The Man Who Spoke Style to Truth

  • TED THAI FOR TIME

    LUCID LOOK: The photographer at rest in his Montauk, N.Y. house

    Richard Avedon, who died last week at 81, used the camera as an all-terrain vehicle. The terrain he crossed was the human form, the social fabric and that permanent terra incognita, the human face. A man so stylish could never escape being dismissed as merely stylish, as though he weren't quite worthy of the name artist. Yes, his black-and-white portraits against a stark white background made the truth seem hip. All the same, you only had to stand before his unblinking portrait of President Dwight Eisenhower, a dwindling old warrior. If art is a word we use to describe things that tell us what we must know, about life and time and death, art was the only word that would do.

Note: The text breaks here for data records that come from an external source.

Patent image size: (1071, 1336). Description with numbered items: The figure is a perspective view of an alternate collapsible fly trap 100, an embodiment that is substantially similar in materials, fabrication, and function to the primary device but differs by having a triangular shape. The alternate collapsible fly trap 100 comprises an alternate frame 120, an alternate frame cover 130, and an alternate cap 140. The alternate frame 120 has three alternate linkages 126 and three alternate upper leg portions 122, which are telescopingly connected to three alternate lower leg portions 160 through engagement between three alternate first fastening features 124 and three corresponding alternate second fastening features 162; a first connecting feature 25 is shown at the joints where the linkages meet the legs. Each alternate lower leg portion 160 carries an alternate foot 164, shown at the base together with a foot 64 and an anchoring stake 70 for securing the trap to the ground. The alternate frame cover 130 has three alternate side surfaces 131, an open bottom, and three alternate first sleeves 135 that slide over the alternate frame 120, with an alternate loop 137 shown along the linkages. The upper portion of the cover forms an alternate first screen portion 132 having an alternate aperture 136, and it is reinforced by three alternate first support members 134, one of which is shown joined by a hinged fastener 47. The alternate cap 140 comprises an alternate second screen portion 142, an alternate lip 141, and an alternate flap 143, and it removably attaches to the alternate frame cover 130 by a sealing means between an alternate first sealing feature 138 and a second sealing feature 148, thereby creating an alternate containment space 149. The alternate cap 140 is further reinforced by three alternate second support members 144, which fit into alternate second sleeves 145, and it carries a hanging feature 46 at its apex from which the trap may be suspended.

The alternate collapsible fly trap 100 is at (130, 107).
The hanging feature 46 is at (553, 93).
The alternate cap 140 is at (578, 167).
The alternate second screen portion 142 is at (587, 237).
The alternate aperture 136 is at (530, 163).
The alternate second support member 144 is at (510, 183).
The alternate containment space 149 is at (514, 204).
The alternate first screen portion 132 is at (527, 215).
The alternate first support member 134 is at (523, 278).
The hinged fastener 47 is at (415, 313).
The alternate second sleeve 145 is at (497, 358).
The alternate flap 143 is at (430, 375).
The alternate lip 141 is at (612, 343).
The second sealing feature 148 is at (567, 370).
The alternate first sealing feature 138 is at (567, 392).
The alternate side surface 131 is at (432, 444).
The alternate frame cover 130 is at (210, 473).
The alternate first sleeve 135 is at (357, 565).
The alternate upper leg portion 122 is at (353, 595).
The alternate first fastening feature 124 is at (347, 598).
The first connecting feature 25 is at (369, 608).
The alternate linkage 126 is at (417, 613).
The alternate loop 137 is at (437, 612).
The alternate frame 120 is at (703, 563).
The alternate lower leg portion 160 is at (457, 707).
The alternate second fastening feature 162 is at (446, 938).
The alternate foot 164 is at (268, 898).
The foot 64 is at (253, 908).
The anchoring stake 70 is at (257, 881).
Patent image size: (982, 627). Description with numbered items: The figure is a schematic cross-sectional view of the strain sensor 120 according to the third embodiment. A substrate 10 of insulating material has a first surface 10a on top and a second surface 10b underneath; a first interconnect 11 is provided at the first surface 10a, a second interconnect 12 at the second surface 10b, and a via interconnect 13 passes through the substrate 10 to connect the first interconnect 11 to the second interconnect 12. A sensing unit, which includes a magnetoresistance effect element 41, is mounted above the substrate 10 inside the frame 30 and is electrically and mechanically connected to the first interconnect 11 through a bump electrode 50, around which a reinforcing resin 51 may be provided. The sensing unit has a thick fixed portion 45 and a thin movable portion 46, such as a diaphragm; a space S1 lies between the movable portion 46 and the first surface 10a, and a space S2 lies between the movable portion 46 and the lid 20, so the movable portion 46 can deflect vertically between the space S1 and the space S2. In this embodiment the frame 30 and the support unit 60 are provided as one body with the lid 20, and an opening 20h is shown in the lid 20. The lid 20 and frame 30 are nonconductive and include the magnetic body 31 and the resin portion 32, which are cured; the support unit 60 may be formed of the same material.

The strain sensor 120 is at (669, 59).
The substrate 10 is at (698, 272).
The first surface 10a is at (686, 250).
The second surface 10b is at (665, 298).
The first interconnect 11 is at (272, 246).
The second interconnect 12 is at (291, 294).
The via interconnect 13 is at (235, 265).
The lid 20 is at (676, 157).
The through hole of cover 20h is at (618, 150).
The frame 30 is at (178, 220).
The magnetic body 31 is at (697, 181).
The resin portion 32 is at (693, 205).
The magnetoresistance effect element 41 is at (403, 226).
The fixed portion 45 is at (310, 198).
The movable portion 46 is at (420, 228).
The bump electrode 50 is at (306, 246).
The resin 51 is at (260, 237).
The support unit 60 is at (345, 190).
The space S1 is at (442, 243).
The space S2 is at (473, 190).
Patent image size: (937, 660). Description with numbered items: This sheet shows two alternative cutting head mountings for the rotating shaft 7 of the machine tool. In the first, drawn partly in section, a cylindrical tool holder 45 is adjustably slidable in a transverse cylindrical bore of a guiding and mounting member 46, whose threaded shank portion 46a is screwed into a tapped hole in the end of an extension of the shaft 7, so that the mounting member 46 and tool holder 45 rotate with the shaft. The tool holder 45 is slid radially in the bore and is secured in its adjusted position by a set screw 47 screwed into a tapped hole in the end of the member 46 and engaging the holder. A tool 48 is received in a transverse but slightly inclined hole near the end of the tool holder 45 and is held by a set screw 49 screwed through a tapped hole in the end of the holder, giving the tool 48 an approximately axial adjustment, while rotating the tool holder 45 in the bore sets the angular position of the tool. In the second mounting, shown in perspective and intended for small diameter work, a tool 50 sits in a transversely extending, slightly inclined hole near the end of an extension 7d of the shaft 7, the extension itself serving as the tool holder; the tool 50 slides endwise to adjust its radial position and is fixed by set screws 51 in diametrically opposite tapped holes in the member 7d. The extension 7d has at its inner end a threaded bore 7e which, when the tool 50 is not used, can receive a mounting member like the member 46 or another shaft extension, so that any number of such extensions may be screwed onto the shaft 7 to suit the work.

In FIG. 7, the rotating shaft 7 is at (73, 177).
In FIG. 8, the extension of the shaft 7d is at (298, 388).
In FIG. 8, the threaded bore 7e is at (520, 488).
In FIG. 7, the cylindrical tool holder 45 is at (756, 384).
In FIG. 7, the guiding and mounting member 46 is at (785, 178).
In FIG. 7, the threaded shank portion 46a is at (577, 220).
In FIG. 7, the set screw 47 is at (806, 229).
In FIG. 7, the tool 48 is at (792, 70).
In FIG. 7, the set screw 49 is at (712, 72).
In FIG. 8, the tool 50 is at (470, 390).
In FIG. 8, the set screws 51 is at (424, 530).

    Before he became a man capable of taking those pictures, Avedon transformed fashion photography. Certainly he knew about elegance. His portrait of Marella Agnelli, with its plain sources in the swan-necked women of 16th century Mannerism, tells you that. But in the pages of Harper's Bazaar and Vogue he undid decades of the simply fashionable. What he offered in place of the chic was cheek. In one giddy series of pictures from 1962, he had Suzy Parker, one of the first supermodels, high-stepping it around Paris with Mike Nichols, a funny young couple on the run, at a time when fashion photography was still largely a matter of subdued, immobile poses. By the time he photographed Penelope Tree in midair, midair seemed like the natural place for anybody to be.

    Avedon was also a peerless celebrity photographer. He knew that every portrait was a performance but that the performance could be a passage to something true. His picture of an exhausted, tentative Marilyn Monroe is an essential window into the sum of her predicaments. His shot of Charlie Chaplin making devil's-horns at the camera is an object lesson in economical wit. Accusations of communist sympathies were pushing Chaplin away from America; Avedon gives us the funnyman trying on his new role, the bogeyman.

    Avedon had started his career in the merchant marine, taking identity card shots. Years later, the bare format of an ID became an inspiration for his mature portrait style, one of the great aesthetic insights of the 20th century. It consisted of high-focus inspection of unsmiling faces against an arctic-white background. Under that light, the body capitulates. Every line and facial sag announces itself. He used that approach to photograph everyone from Abbie Hoffman to Rose Kennedy. But these pictures were not cruel. They were fearless, lucid and unsentimental. As a fashion photographer, Avedon took human vanity to heights even human vanity never dreamed of. As a portraitist, he brought us all back down to earth.